Временами Пердун закрывал себе лицо маской-балаклавой — при этом его все, как по команде, переставали узнавать — и слонялся взад-вперёд по центральной территории Березани, окружённой берёзовым частоколом. Когда он в образе «больничного сторожа» подходил к вырытой в дальнем углу глубоченной яме, то сторожевые свиньи, сидящие там на цепях, подбегали к нему и ластились.
В ответ Пердун, казалось, проникался ласковыми чувствами к сторожам. Одну свинью потрепал по загривку, вторую, третью… Четвёртую, правда, он то ли задушил, то ли свернул ей голову. Пердун — он такой непредсказуемый! Кто знает, что ему взбредёт в следующий миг?
Кажется, убийство свиньи пошло Пердуну на пользу. Немного повеселел, успокоился. Правда, в тот же день на обеде объявил доктору Гроссмюллеру:
— Я желаю съесть капитана Багрова.
— Да что вы такое говорить! Как так можно делать шутка! — возмутился герр Дитрих. — Мы есть договорились с капитан Суздальцев!..
Гроссмюллер сыпал громкими возражениями, а Каспар за спиной Пердуна подавал ему какие-то знаки. Мол, уймись, дорогой коллега, Пердуна возмущёнными речами не остановишь — раздразнишь только.
— Друг Гроссмюллер, — сказал мутант якобы спокойным тоном, но от этого напряжённого спокойствия смолкло всё и вся в обеденной зале, — друг Гроссмюллер, кажется, до сих пор не определился, кому он друг: нам или капитану Суздальцеву?
Тут инициативу быстренько перехватил Каспар Вирхоф. Он поспешно объяснил, что доктор Гроссмюллер — убеждённый европеец, а значит, по определению не может быть другом какому-то там капитану Суздальцеву. И чем единственно объясняются несправедливые слова доктора, так это привычкой выполнять взятые на себя обязательства.
— Дурацкая привычка! — надулся Пердун. — Ну ладно, если вам так важно, чтобы капитан Багров остался живой, — он со значением поглядел в лицо каждого из германцев, а также заглянул в глаза Горана, — так тому и быть. Но съесть его сегодня на ужин я всё равно желаю. У капитана ведь имеются какие-то части тела, без которых он выживет? Например, нога!
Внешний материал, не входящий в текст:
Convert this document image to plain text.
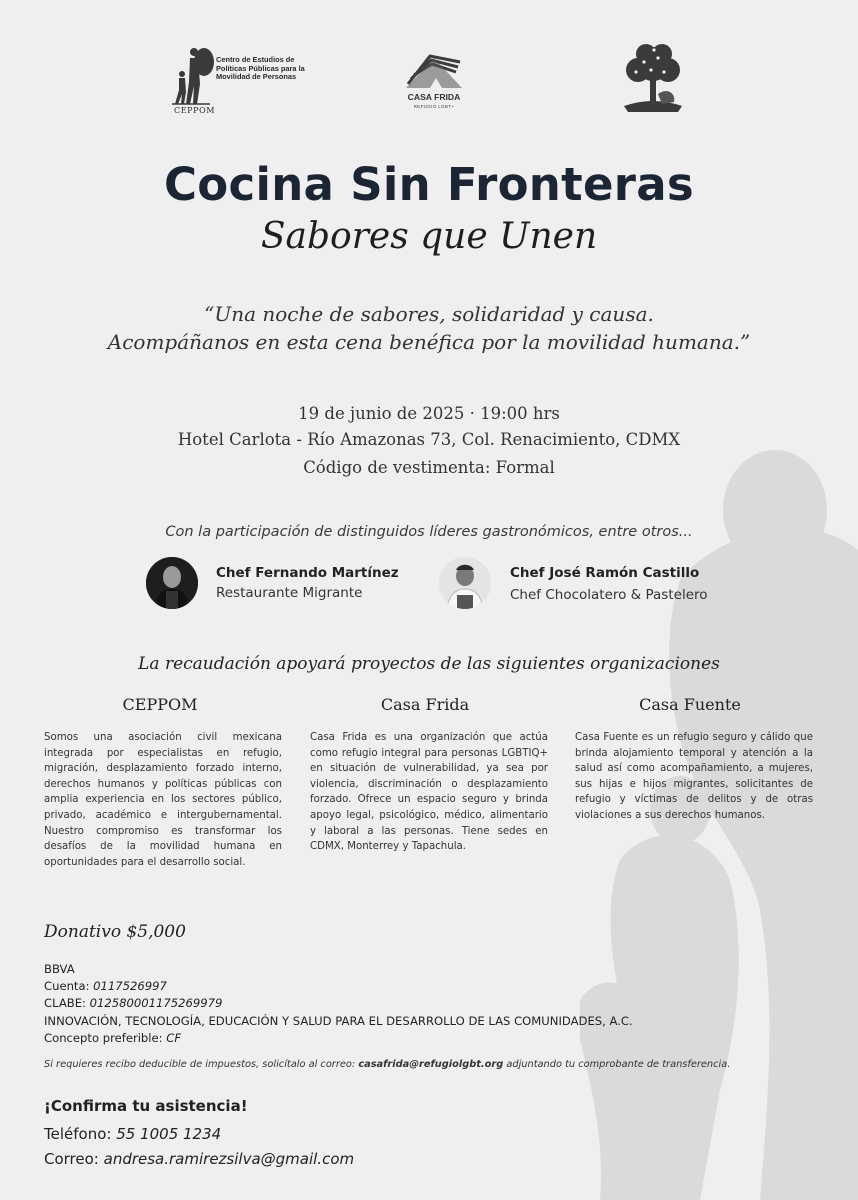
Centro de Estudios de Políticas Públicas para la Movilidad de Personas
CEPPOM
CASA FRIDA
REFUGIO LGBT+
Cocina Sin Fronteras
Sabores que Unen
“Una noche de sabores, solidaridad y causa.
Acompáñanos en esta cena benéfica por la movilidad humana.”
19 de junio de 2025 · 19:00 hrs
Hotel Carlota - Río Amazonas 73, Col. Renacimiento, CDMX
Código de vestimenta: Formal
Con la participación de distinguidos líderes gastronómicos, entre otros...
Chef Fernando Martínez
Restaurante Migrante
Chef José Ramón Castillo
Chef Chocolatero & Pastelero
La recaudación apoyará proyectos de las siguientes organizaciones
CEPPOM	Casa Frida	Casa Fuente
Somos una asociación civil mexicana integrada por especialistas en refugio, migración, desplazamiento forzado interno, derechos humanos y políticas públicas con amplia experiencia en los sectores público, privado, académico e intergubernamental. Nuestro compromiso es transformar los desafíos de la movilidad humana en oportunidades para el desarrollo social.
Casa Frida es una organización que actúa como refugio integral para personas LGBTIQ+ en situación de vulnerabilidad, ya sea por violencia, discriminación o desplazamiento forzado. Ofrece un espacio seguro y brinda apoyo legal, psicológico, médico, alimentario y laboral a las personas. Tiene sedes en CDMX, Monterrey y Tapachula.
Casa Fuente es un refugio seguro y cálido que brinda alojamiento temporal y atención a la salud así como acompañamiento, a mujeres, sus hijas e hijos migrantes, solicitantes de refugio y víctimas de delitos y de otras violaciones a sus derechos humanos.
Donativo $5,000
BBVA
Cuenta: 0117526997
CLABE: 012580001175269979
INNOVACIÓN, TECNOLOGÍA, EDUCACIÓN Y SALUD PARA EL DESARROLLO DE LAS COMUNIDADES, A.C.
Concepto preferible: CF
Si requieres recibo deducible de impuestos, solicítalo al correo: casafrida@refugiolgbt.org adjuntando tu comprobante de transferencia.
¡Confirma tu asistencia!
Teléfono: 55 1005 1234
Correo: andresa.ramirezsilva@gmail.com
— Вы верно подметили, друг Пердун: нога! — радостно воскликнул Каспар, попутно показывая знаками Дитриху, чтобы тот помолчал. — Нога капитана будет чудесным компромиссом! Это же гениально: рана, полученная пациентом — она как раз на одной из ног. Если мы эту конечность, к примеру, ампутируем — никто и слова не скажет. Не сумели спасти — да, такое бывает!
Горан слушал товарища по Люблянской разведшколе, и покрывался холодным потом. Ну, Каспар… Что он такое городит? Неужели на самом деле… Нет, весь мир сошёл с ума. Так ведь не делают.
Но вслух ничего не сказал. Даже когда герр Дитрих Гроссмюллер с гордо поднятой головой вышел из-за обеденного стола с заявлением:
— Я в этот неблаговидный дело не желаю принимать никакой участие!
— «Неблаговидный дело»! — передразнил Пердун. — Кажется, ваш доктор, друг Каспар, чего-то важного не понял. Он думает, благовидность моих дел зависит от его разрешения. Зря! — он зашёлся в пароксизме смеха, потом резко посерьёзнел. — Друг Каспар! Ты видел мою коллекцию, а твои товарищи — ещё нет. Своди-ка их, покажи. Там сейчас везде открыто.
Вирхоф побледнел, но кивнул.
— И запомни, друг. Если к ужину мои повара не успеют приготовить капитанскую ногу — моя коллекция пополнится. Может, и не одним экспонатом! — и Пердун, смачно рыгнув, встал из-за стола.
Дальнейшее Горан запомнил фрагментами.
Дорога к больничному бараку.
Нет, сперва Каспар Вирхоф разыскал Дитриха Гроссмюллера, но тот решительно отказался куда-либо идти по указке Пердуна. Никакие коллекции его не интересуют, заявил прославленный доктор, и заведомо ни в чём не убедят. На том с Гроссмюллером и разошлись, и Вирхоф качал головой.
А вот тогда уже началась дорога к больничному бараку. Трое: Каспар, Фабиан и Горан — вошли в старое пустое здание, где сейчас находились только двое раненых. Багров и Зоран. Дежурство у их постелей недавно само собой отменилось — как-то так вышло. С тех пор, как медики и Горан переселились к Пердуну в Председательский дом, многое поменялось.